Installment payments can offer also brands and retailers an alternative to private-label credit card offerings since these younger shoppers favor debit cards to avoid high-interest debt – a generational shift in spending preferences that dates to the 2007-2009 financial crisis.

“I believe that BNPL service will be especially important for the young customers of the luxury brands,” Ms. Bushmeleva said. “[In the future,] maybe BNPL services will be provided directly by the banks so the luxury brands can maintain the high status in the customers’ minds.”

Buy-now-pay-later makes large purchases more accessible for younger consumers. Image credit: Afterpay

Although millennial and Gen Z consumers garner widespread brand attention as their spending power increases, BNPL also has wider appeal with others who may have unpredictable incomes.

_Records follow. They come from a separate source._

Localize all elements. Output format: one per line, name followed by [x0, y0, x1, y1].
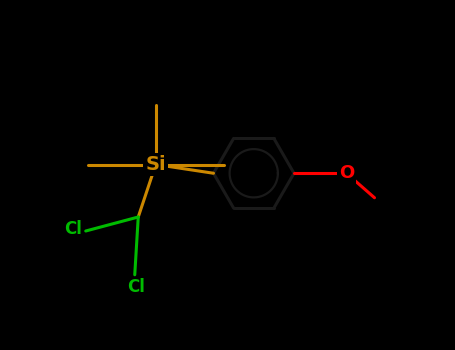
Text: O: O	[339, 164, 354, 182]
Text: Cl: Cl	[64, 220, 82, 238]
Text: Cl: Cl	[127, 278, 146, 296]
Text: Si: Si	[146, 155, 166, 174]
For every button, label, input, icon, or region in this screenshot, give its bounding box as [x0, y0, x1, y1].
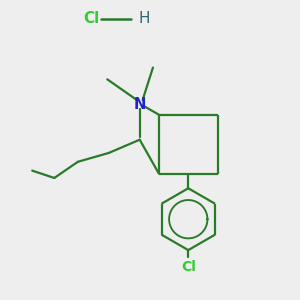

“According to an Ascent survey in March 2021, 60 percent of 18-44-year-olds have used the buy-now-pay-later option,” said Coresight Research’s Ms. Driscoll. “However, the greatest growth in usage of BNPL was the over 55 age group – up 98 percent from July 2020 with 41 percent of that age demographic having used BNPL.”

BNPL comes to stores
While BNPL is most often associated with ecommerce, a growing number of brands and retailers are accepting – and encouraging – installment payments at physical stores.

McKinsey expects 25 to 30 percent of point-of-sale financing originations to be in-store during 2021.

Brands and retailers that accept BNPL in-store include Belstaff, Bloomingdale’s, Calvin Klein, Jo Malone London, Macy’s, Michael Kors and Sephora.

“Launching Afterpay in stores is a light lift for retailers, and provides them with a safe, contactless payment solution to offer to their customers,” said Afterpay’s Mr. Khoja. “Since customers access the Afterpay Card via Apple or Google Pay, there is no additional integration time or cost required of the retailer.

“By partnering with Afterpay in-store, merchants are more easily able to meet this new consumer demand for a seamless omnichannel experience, while paying for their items in interest-free installments and leaving the store with their item right away,” he said. “This brings strong business benefits to retailers – namely helping them generate new customers and driving sales.”

BNPL’s flexibility has additional appeal as shoppers return to bricks-and-mortar stores as the pandemic continues evolving.

“Luxury brands are reaching the next generation of luxury shoppers with BNPL and will benefit with a headstart on developing a relationship with these consumers,” Ms. Driscoll said.